Tudo começou no ano de 1984, quando a Companhia Industrial de Conservas Alimentícias (CICA) lançou no mercado brasileiro uma polpa de tomate sob a marca “POMODORO”. O produto logo se tornou líder de vendas em sua categoria e, alguns anos depois, a marca foi adquirida pela multinacional Cargill.

Os depósitos da marca “POMODORO” perante o INPI foram realizados no ano de 2001, na forma nominativa, cobrindo produtos das classes 29 e 30, incluindo “polpa de tomate” e “molho de tomate” (processos nº 823198219 e nº 823198227). Em 2008 o INPI indeferiu os referidos pedidos de registro sob o fundamento de que a palavra “pomodoro” (“tomate”, em italiano) é descritiva e não pode ser registrada como marca, decisão que foi posteriormente mantida em grau de recurso administrativo.

Cabe mencionar que a análise do INPI ficou restrita à marca e aos produtos reivindicados. Em sua decisão o INPI não levou em conta os vultosos investimentos realizados para difusão e promoção da marca no mercado nacional, ao longo de três décadas, que resultaram em um considerável fundo de comércio de aproximadamente R$ 600 milhões[1]. Os examinadores da autarquia federal igualmente desconsideraram a pesquisa de mercado que comprovou um elevado grau de conhecimento da marca “POMODORO” pela população brasileira em geral (58%).

Ajuizada uma ação na Justiça Federal para reverter a decisão do INPI, a juíza de primeiro grau não acolheu os pedidos da inicial por entender que a tese do secondary meaning não poderia ser utilizada para a apropriação de palavra cujo significado primário denota o próprio objeto a ser identificado pela marca.

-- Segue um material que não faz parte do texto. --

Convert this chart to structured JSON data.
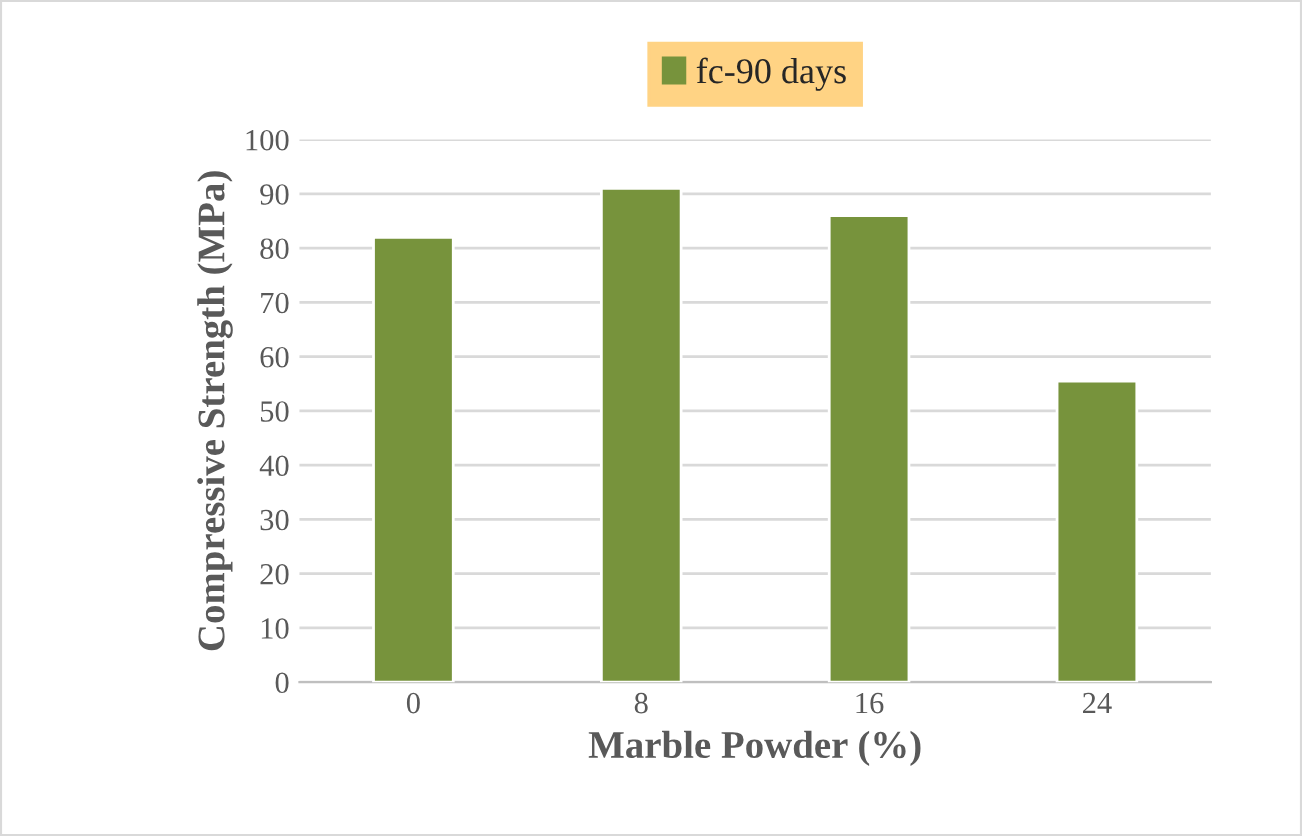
{
  "chart_data": {
    "type": "bar",
    "xlabel": "Marble Powder (%)",
    "ylabel": "Compressive Strength (MPa)",
    "categories": [
      "0",
      "8",
      "16",
      "24"
    ],
    "series": [
      {
        "name": "fc-90 days",
        "color": "#77933c",
        "values": [
          82,
          91,
          86,
          55.5
        ]
      }
    ],
    "ylim": [
      0,
      100
    ],
    "yticks": [
      0,
      10,
      20,
      30,
      40,
      50,
      60,
      70,
      80,
      90,
      100
    ],
    "grid": "y",
    "legend": "top"
  }
}
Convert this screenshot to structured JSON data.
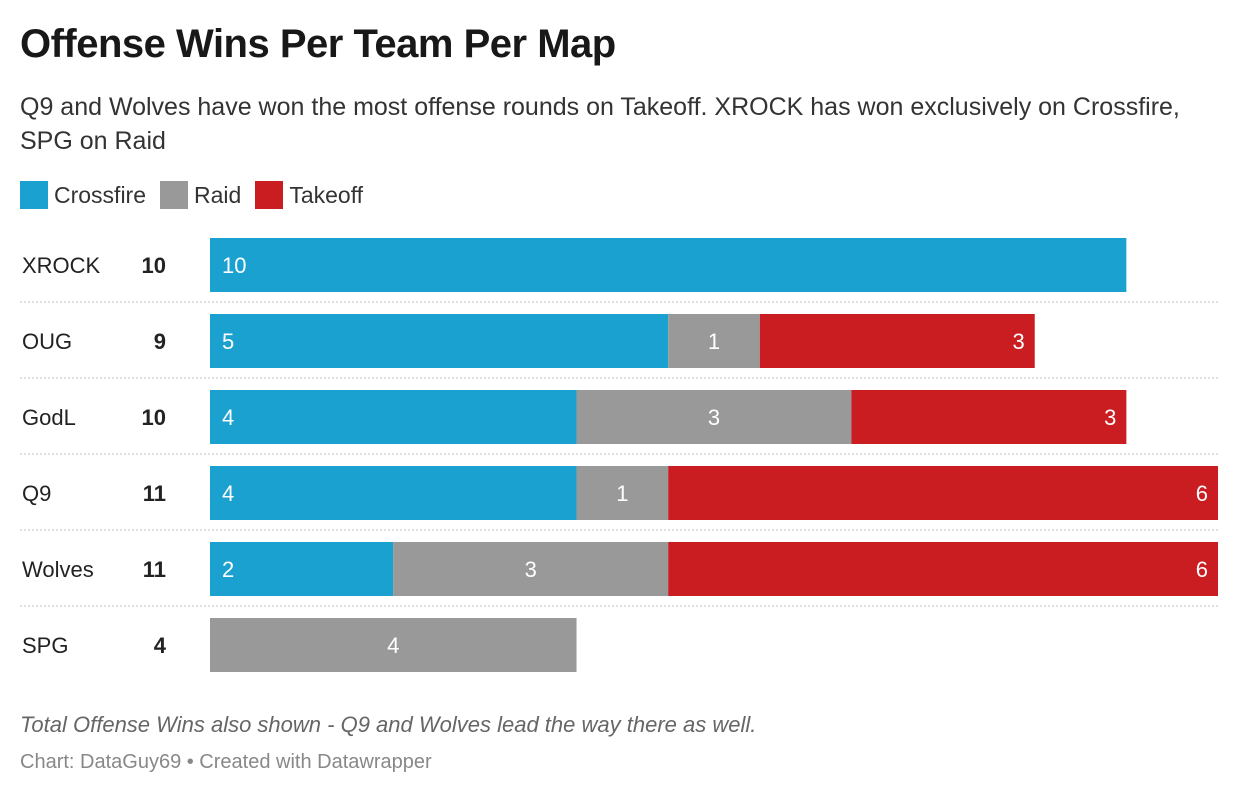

Interposta a apelação, a Autora desafiou os argumentos da magistrada de primeiro grau com base nas provas já acostadas aos autos, em especial a pesquisa de mercado realizada pelo IBOPE. Além de apontar um alto grau de associação espontânea da marca “POMODORO” com o produto das Autoras (58%), a pesquisa também relevou que apenas uma parcela ínfima da população brasileira sabe dizer o verdadeiro significado da palavra italiana “pomodoro” (1%). Como pode o INPI taxar uma palavra como “descritiva” se 99% da população não sabe seu significado? A incongruência entre o tratamento dado à marca pelo INPI e a realidade perante o consumidor é evidente.

Na sessão de julgamento da apelação, o Exmo. Des. Federal Abel Gomes, relator do recurso, votou pelo desprovimento do pleito reafirmando o entendimento de que a palavra seria descritiva.

Inaugurando a divergência, o Exmo. Des. Federal Paulo Espírito Santo opinou pelo provimento do recurso. Em manifestação enfática, o Desembargador asseverou que a concessão de registro para a marca “POMODORO” era uma questão de Justiça, sendo fato notório e incontroverso que a marca é amplamente conhecida no Brasil e que o mesmo destino foi dado a outros sinais em situação semelhante, como “LIGHT”, “SUPER BONDER” e “AMERICAN AIRLINES” (dentre outros exemplos trazidos pela Autora em memoriais).

Na sequência, o Des. Ivan Athié ponderou que o juiz deve ser sensível aos fatos da vida e que os consumidores não interpretam “POMODORO” como “tomate”, mas como o produto da Autora. Com base nesses argumentos, acompanhou o voto divergente no sentido de dar provimento à apelação.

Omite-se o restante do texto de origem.